Au fil des questions, le cinéaste a aussi raconté comment les marionnettes avaient été fabriqués – «il s’agit d’armatures recouvertes de silicone» – et indiqué que les habits de ses «acteurs»  avaient été spécialement conçus pour le film. Il a également expliqué d’où lui étaient venues les idées pour son film. «J’ai repris l’histoire du livre ‹Autobiographie d’une courgette›. Ensuite, c’est aussi un peu mon travail d’avoir de l’imagination», a-t-il souri. «Et les personnes qui ont travaillé avec moi m’ont aussi donné des idées. Tout comme les enfants qui ont prêté leur voix aux personnages.»

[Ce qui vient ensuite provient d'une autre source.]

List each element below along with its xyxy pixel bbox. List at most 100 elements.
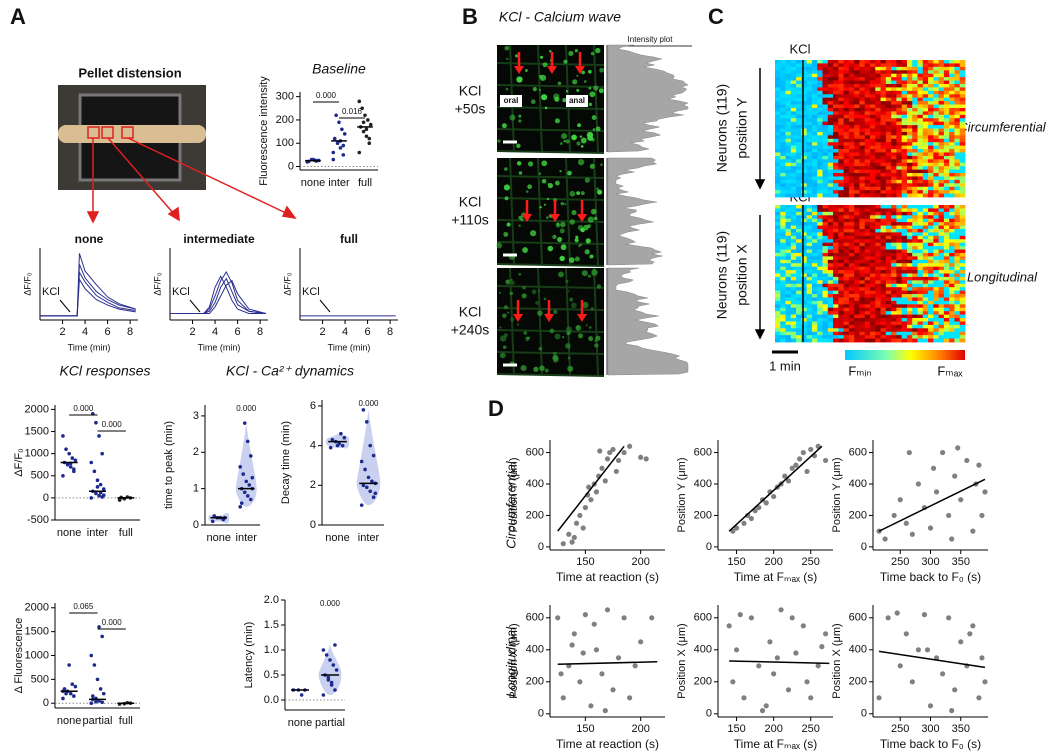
- x-axis-label: Time (min): [68, 342, 111, 352]
- data-point: [364, 420, 369, 424]
- x-axis-label: Time (min): [328, 342, 371, 352]
- heatmap-cell: [817, 273, 823, 278]
- heatmap-cell: [885, 118, 892, 123]
- heatmap-cell: [880, 335, 887, 339]
- heatmap-cell: [959, 87, 966, 92]
- heatmap-cell: [864, 173, 871, 177]
- heatmap-cell: [848, 162, 855, 167]
- neuron-signal: [503, 305, 508, 310]
- data-point: [909, 531, 915, 537]
- heatmap-cell: [811, 222, 818, 226]
- heatmap-cell: [875, 331, 881, 336]
- neuron-signal: [571, 134, 577, 141]
- heatmap-cell: [917, 252, 924, 257]
- heatmap-cell: [801, 94, 808, 99]
- heatmap-cell: [906, 135, 913, 140]
- heatmap-cell: [949, 173, 955, 177]
- heatmap-cell: [790, 338, 797, 343]
- heatmap-cell: [906, 94, 913, 99]
- neuron-signal: [571, 210, 577, 216]
- heatmap-cell: [854, 321, 860, 326]
- heatmap-cell: [864, 90, 871, 95]
- heatmap-cell: [928, 294, 934, 298]
- neuron-signal: [543, 297, 547, 301]
- heatmap-cell: [811, 266, 818, 271]
- heatmap-cell: [827, 159, 834, 164]
- y-tick-label: 0: [861, 708, 867, 720]
- heatmap-cell: [891, 60, 897, 64]
- heatmap-cell: [922, 287, 929, 292]
- y-tick-label: 1500: [25, 626, 49, 638]
- heatmap-cell: [848, 211, 855, 216]
- heatmap-cell: [922, 60, 929, 64]
- heatmap-cell: [827, 176, 834, 181]
- heatmap-cell: [775, 252, 781, 257]
- heatmap-cell: [901, 60, 908, 64]
- heatmap-cell: [775, 280, 781, 285]
- panel-title: KCl - Calcium wave: [499, 9, 621, 25]
- y-tick-label: 1000: [25, 649, 49, 661]
- heatmap-cell: [827, 218, 834, 223]
- heatmap-cell: [875, 338, 881, 343]
- data-point: [602, 478, 608, 484]
- heatmap-cell: [843, 60, 850, 64]
- heatmap-cell: [891, 94, 897, 99]
- heatmap-cell: [938, 111, 945, 116]
- heatmap-cell: [780, 159, 786, 164]
- heatmap-cell: [943, 80, 950, 85]
- heatmap-cell: [959, 208, 966, 213]
- heatmap-cell: [801, 331, 808, 336]
- heatmap-cell: [906, 118, 913, 123]
- heatmap-cell: [954, 283, 961, 288]
- heatmap-cell: [912, 77, 918, 81]
- heatmap-cell: [796, 97, 802, 102]
- heatmap-cell: [811, 159, 818, 164]
- heatmap-cell: [817, 128, 823, 133]
- y-axis-label: Position X (μm): [508, 623, 520, 698]
- heatmap-cell: [917, 304, 924, 309]
- heatmap-cell: [906, 338, 913, 343]
- heatmap-cell: [775, 242, 781, 247]
- heatmap-cell: [949, 321, 955, 326]
- heatmap-cell: [928, 222, 934, 226]
- heatmap-cell: [790, 101, 797, 105]
- neuron-signal: [516, 323, 520, 326]
- ganglion-strand: [509, 267, 515, 376]
- heatmap-cell: [833, 252, 839, 257]
- heatmap-cell: [864, 307, 871, 312]
- heatmap-cell: [827, 338, 834, 343]
- heatmap-cell: [933, 193, 940, 198]
- heatmap-cell: [875, 183, 881, 188]
- data-point: [797, 456, 803, 462]
- heatmap-cell: [854, 94, 860, 99]
- heatmap-cell: [891, 205, 897, 209]
- heatmap-cell: [875, 114, 881, 119]
- heatmap-cell: [943, 228, 950, 233]
- heatmap-cell: [848, 276, 855, 281]
- data-point: [68, 691, 73, 696]
- heatmap-cell: [811, 297, 818, 302]
- heatmap-cell: [912, 159, 918, 164]
- y-tick-label: 2000: [25, 403, 49, 415]
- heatmap-cell: [954, 232, 961, 237]
- x-tick-label: 6: [365, 326, 371, 338]
- data-point: [335, 443, 340, 448]
- heatmap-cell: [922, 90, 929, 95]
- heatmap-cell: [928, 304, 934, 309]
- heatmap-cell: [780, 307, 786, 312]
- heatmap-cell: [870, 215, 876, 220]
- heatmap-cell: [938, 90, 945, 95]
- heatmap-cell: [822, 176, 829, 181]
- neuron-signal: [568, 257, 575, 263]
- heatmap-cell: [949, 211, 955, 216]
- annotation-arrow: [59, 299, 71, 313]
- heatmap-cell: [790, 138, 797, 143]
- heatmap-ylabel: position X: [734, 244, 750, 306]
- heatmap-cell: [928, 297, 934, 302]
- heatmap-cell: [880, 266, 887, 271]
- heatmap-cell: [843, 294, 850, 298]
- heatmap-cell: [949, 77, 955, 81]
- heatmap-cell: [775, 273, 781, 278]
- heatmap-cell: [790, 249, 797, 254]
- heatmap-cell: [833, 121, 839, 126]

Après chaque réponse, des dizaines de mains se levaient pour réclamer le micro. «Vous est-il arrivé de perdre patience pendant le tournage?» «Je ne pouvais pas me le permettre puisque j’étais le réalisateur. Au contraire, c’était mon rôle d’encourager les animateurs. Le tournage a été difficile, mais nous étions une bonne équipe de copains.» La dernière question a été posée par une petite fille. «Vous êtes sûr que c’est pas possible de toucher la marionnette de Courgette?»

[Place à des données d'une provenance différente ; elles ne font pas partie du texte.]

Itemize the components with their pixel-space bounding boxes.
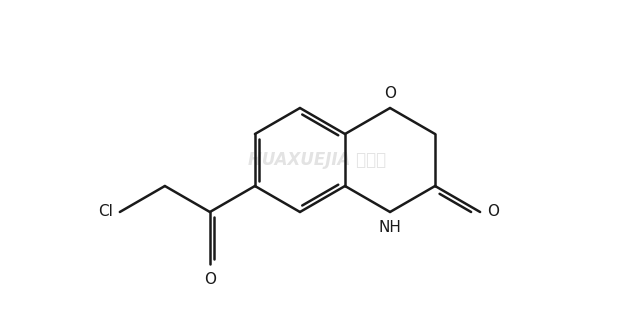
Text: O: O (487, 204, 499, 220)
Text: O: O (384, 86, 396, 101)
Text: NH: NH (378, 220, 401, 235)
Text: Cl: Cl (98, 204, 113, 220)
Text: O: O (204, 272, 216, 287)
Text: HUAXUEJIA 化学加: HUAXUEJIA 化学加 (248, 151, 386, 169)
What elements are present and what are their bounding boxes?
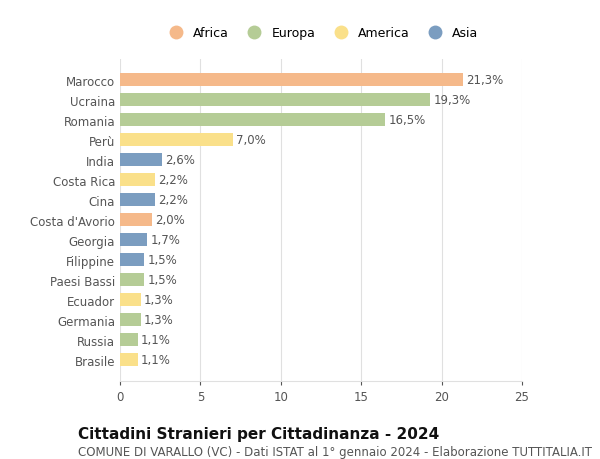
Bar bbox=[120, 274, 144, 286]
Bar bbox=[120, 174, 155, 187]
Text: 1,1%: 1,1% bbox=[141, 333, 171, 347]
Text: 16,5%: 16,5% bbox=[389, 114, 426, 127]
Bar bbox=[120, 94, 430, 107]
Bar bbox=[120, 134, 233, 147]
Bar bbox=[120, 294, 141, 307]
Bar bbox=[120, 154, 162, 167]
Text: 1,3%: 1,3% bbox=[144, 294, 174, 307]
Bar bbox=[120, 313, 141, 326]
Bar bbox=[120, 214, 152, 227]
Bar bbox=[120, 234, 148, 247]
Bar bbox=[120, 74, 463, 87]
Text: 1,3%: 1,3% bbox=[144, 313, 174, 326]
Legend: Africa, Europa, America, Asia: Africa, Europa, America, Asia bbox=[163, 28, 479, 40]
Text: COMUNE DI VARALLO (VC) - Dati ISTAT al 1° gennaio 2024 - Elaborazione TUTTITALIA: COMUNE DI VARALLO (VC) - Dati ISTAT al 1… bbox=[78, 445, 592, 458]
Text: 7,0%: 7,0% bbox=[236, 134, 266, 147]
Text: 19,3%: 19,3% bbox=[434, 94, 471, 107]
Bar bbox=[120, 254, 144, 267]
Text: 2,2%: 2,2% bbox=[158, 194, 188, 207]
Text: Cittadini Stranieri per Cittadinanza - 2024: Cittadini Stranieri per Cittadinanza - 2… bbox=[78, 426, 439, 441]
Text: 2,0%: 2,0% bbox=[155, 214, 185, 227]
Text: 2,6%: 2,6% bbox=[165, 154, 195, 167]
Bar bbox=[120, 194, 155, 207]
Bar bbox=[120, 353, 137, 366]
Text: 1,1%: 1,1% bbox=[141, 353, 171, 366]
Text: 21,3%: 21,3% bbox=[466, 74, 503, 87]
Text: 2,2%: 2,2% bbox=[158, 174, 188, 187]
Bar bbox=[120, 334, 137, 347]
Text: 1,7%: 1,7% bbox=[151, 234, 181, 247]
Text: 1,5%: 1,5% bbox=[148, 274, 177, 286]
Text: 1,5%: 1,5% bbox=[148, 254, 177, 267]
Bar bbox=[120, 114, 385, 127]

Le FFFH débute officiellement ce soir avec la projection, lors de la soirée d’ouverture, de «L’économie du couple», de Joachim Lafosse. Programme complet du festival sur www.fffh.ch.

Dureté en douceur

REUSSITE  Adapté du roman «Autobiographie d’une courgette» de Gilles Paris, «Ma vie de Courgette» raconte l’histoire d’Icare, un garçon de 9 ans surnommé Courgette, qui part vivre dans un orphelinat après le décès accidentel de sa mère. Là, il se lie d’amitié avec les autres pensionnaires, qui ont tous vécu des drames personnels. A leur contact, Courgette découvre la camaraderie, l’empathie et même l’amour.

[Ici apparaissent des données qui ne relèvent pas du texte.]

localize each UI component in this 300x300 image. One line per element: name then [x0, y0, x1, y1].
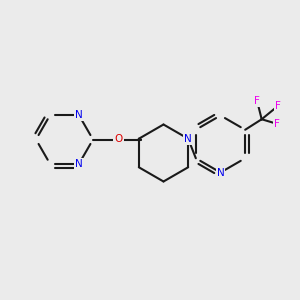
Text: F: F	[254, 96, 260, 106]
Text: N: N	[217, 167, 224, 178]
Text: F: F	[275, 101, 281, 111]
Text: O: O	[114, 134, 123, 145]
Text: N: N	[75, 159, 82, 169]
Text: F: F	[274, 119, 280, 129]
Text: N: N	[184, 134, 192, 144]
Text: N: N	[75, 110, 82, 120]
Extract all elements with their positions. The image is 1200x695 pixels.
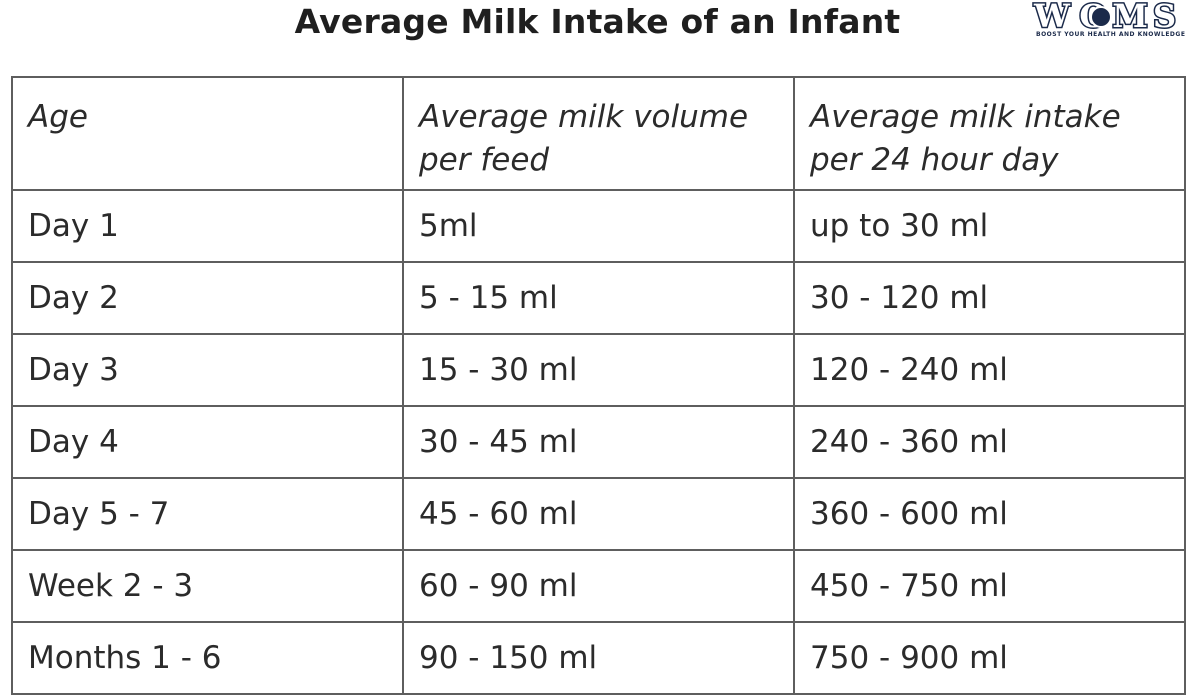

«Ma vie de Courgette» est le premier long-métrage de Claude Barras, qui s’était fait remarquer auparavant avec plusieurs courts. Techniquement parfait et esthétiquement superbe, son film dégage énormément de charme et traite des thèmes complexes et durs – deuil, abandon, solitude – avec sensibilité et douceur. Primé dans divers festivals, «Ma vie de Courgette» a été choisi pour représenter la Suisse dans la course aux Oscars. On saura en janvier prochain s’il fait partie des nominés. Avant sa sortie sur les écrans le 19 octobre, le film sera à nouveau projeté dans le cadre du FFFH dimanche à 15h45 au cinéma Apollo.

 

TROIS QUESTIONS A...

Claude Barras, réalisateur de «Ma vie de courgette»

 

«Avec le point de vue d’un enfant»

Qu’est-ce qui vous a plu dans le livre «Autobiographie d’une courgette» pour que vous en fassiez un film?
L’auteur raconte l’histoire d’enfants qui ont vécu des expériences difficiles. Et pour cela, il adopte le point de vue d’un enfant, en transmettant sa spontanéité et sa naïveté. Et c’est une histoire qui commence mal mais qui se finit bien. Le livre a une dynamique d’ouverture.
Pourquoi avoir choisi de raconter cette histoire avec des marionnettes?
Pour moi, qui viens du domaine de l’illustration, le rapport qui se crée avec des marionnettes n’est pas le même qu’avec des personnages dessinés ou animés par ordinateur. On peut les toucher, les «rencontrer» dans la réalité. Et pour le tournage, cela implique de créer des décors, de décider où placer la caméra,... Comme pour un film normal.
Les marionnettes permettent-elles de faciliter l’accès à des thématiques complexes pour les enfants?
Oui. Quand ils sont petits, les enfants se servent d’objets transitionnels pour s’exprimer. Les marionnettes ont un côté affectif que n’ont pas les acteurs. Avec eux, le film aurait été trop mélodramatique.